Tuesday, 23 October 2012

Sailing


None of us like the long leg across the Southern Ocean. There’s no land, see. The rollers go right round the globe with nothing to stop them, only the molleys to see them. We was close-hauled when it happened, Lascar Jim on the wheel. The off watch hands were asleep in the fo’c’s’le, the deck watch loafing topside, taking shelter in the lee of the deck house.
      Jim must have been caught napping, probably leering a goney. He allowed the head to pay off a few points to larboard so the squall took us full broadside, laying her over near to her beam ends.
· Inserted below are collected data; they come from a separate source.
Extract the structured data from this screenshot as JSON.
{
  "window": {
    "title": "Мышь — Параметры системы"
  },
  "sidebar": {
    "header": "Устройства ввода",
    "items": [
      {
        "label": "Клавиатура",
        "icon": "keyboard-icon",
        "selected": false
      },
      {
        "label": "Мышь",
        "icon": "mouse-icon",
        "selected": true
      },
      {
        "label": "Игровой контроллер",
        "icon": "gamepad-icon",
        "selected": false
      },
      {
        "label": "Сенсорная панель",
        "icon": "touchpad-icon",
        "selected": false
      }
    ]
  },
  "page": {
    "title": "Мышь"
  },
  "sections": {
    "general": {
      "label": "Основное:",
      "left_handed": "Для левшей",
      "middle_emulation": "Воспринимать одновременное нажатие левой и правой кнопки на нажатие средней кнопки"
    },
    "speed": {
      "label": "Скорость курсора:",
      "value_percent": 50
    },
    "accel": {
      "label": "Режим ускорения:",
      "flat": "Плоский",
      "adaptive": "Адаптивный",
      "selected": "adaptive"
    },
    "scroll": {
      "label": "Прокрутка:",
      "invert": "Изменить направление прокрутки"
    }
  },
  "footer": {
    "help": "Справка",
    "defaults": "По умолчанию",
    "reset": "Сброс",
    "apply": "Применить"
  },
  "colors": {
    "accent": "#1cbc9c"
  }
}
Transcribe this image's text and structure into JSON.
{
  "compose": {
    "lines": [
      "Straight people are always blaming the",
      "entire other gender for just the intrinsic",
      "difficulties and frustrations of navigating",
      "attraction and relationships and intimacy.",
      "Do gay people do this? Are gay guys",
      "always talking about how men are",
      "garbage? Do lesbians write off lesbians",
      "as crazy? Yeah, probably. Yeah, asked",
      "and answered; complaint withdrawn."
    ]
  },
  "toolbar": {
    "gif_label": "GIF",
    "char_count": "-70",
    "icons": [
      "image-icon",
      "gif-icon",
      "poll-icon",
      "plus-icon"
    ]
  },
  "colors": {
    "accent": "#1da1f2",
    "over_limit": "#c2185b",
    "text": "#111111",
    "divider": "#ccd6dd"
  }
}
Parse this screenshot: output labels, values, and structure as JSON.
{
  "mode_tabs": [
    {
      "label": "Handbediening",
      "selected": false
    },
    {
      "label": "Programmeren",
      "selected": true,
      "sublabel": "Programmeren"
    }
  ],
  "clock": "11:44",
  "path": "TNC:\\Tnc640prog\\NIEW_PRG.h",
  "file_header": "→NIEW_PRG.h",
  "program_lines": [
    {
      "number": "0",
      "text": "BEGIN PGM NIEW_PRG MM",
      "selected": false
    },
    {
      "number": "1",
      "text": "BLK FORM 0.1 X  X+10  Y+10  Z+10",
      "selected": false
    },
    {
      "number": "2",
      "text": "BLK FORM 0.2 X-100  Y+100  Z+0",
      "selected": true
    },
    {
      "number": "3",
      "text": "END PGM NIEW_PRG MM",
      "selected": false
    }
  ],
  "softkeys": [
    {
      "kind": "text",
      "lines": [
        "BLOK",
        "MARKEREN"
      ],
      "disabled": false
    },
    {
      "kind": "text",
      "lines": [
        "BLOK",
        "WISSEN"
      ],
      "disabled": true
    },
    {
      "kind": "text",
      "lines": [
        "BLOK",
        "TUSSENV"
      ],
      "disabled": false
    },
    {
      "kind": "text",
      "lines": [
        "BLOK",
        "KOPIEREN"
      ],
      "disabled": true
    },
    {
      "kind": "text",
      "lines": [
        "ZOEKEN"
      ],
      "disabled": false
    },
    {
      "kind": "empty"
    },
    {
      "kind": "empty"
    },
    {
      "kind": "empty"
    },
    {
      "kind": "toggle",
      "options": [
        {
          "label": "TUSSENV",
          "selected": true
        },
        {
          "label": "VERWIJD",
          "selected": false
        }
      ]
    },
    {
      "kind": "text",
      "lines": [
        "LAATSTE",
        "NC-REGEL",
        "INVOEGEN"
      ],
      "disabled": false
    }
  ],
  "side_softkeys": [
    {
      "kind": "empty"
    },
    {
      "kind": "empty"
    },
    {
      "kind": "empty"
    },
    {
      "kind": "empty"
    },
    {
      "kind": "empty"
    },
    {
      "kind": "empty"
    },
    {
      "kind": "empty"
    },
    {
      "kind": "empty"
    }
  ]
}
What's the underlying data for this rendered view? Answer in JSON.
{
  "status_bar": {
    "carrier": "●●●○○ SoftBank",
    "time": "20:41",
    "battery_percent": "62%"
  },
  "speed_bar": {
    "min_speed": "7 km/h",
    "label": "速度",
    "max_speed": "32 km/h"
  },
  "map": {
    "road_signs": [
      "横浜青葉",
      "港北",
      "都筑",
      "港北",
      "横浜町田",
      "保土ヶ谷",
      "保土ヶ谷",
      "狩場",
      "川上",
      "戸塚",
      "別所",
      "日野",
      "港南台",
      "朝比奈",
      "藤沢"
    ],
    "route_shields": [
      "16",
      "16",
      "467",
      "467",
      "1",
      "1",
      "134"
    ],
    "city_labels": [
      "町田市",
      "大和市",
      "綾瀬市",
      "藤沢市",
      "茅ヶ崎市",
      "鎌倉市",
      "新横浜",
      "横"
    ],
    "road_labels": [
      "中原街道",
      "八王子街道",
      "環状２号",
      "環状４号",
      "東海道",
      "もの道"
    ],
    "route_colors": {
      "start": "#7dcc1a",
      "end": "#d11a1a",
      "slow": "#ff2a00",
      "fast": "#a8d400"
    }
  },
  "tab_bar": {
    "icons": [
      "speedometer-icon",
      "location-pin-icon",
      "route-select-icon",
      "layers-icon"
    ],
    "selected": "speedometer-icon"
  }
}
We hadn’t reefed the top gallants so she shuddered to recover with the weight of green in the scuppers and the pressure of the squall aloft.
       The Bos’n was at my back shouting,’ Get those topgallants reefed sharpish, sailing master, or I’ll have your guts for garters.’  I had to whip the watch with a turk’s head to get them up the mast and do my bidding.
      She slowly laboured back to upright, shaking the water off her like a dog after a ducking. She shuddered as the prow dipped into a trough but Jim had her back on course, head to wind.
      I told off the deck hands to let fly the halliards for the top yards to give the reefing gang a chance to beat the wet canvas into shape so they could throw lines around the sails and reef them in.
      We were now in a safe condition, not carrying too much sail and hove to until the sea state dropped. This would lengthen the voyage and cost the owners a packet but still less than losing the ship and cargo.
      The frozen mast monkeys clambered down the rat lines and took shelter. The bos’n ordered a tot for each man who had been aloft. We only lost two men in that evolution.
      The Bos’n beckoned me over and said, ‘Get Lascar Jim relieved off the wheel, take him to the grating on the poop deck and give him twenty lashes.’
      ‘Twenty will kill him, Sir,’ I argued.
      ‘He won’t do it again then will he? Just get on with it and make sure both watches are there to watch, unless you want a couple for yerself.’
      Jim was lashed down on the grating, a wedge of quid rammed in his mouth to stop his screams. The flogging started. He was unconscious after ten, the open wounds dripping blood off his back. The torment continued until the chorus from the hands reached twenty. Salt was rubbed into the wounds to stop infection, then he was cut down and taken below where he died later that night.
      I had the job of putting a stitch through his nose and sewing him in a canvas shroud before he was slid over the side with a marlin spike at his feet so as he didn’t float.
      No one had a prayer to say for his soul.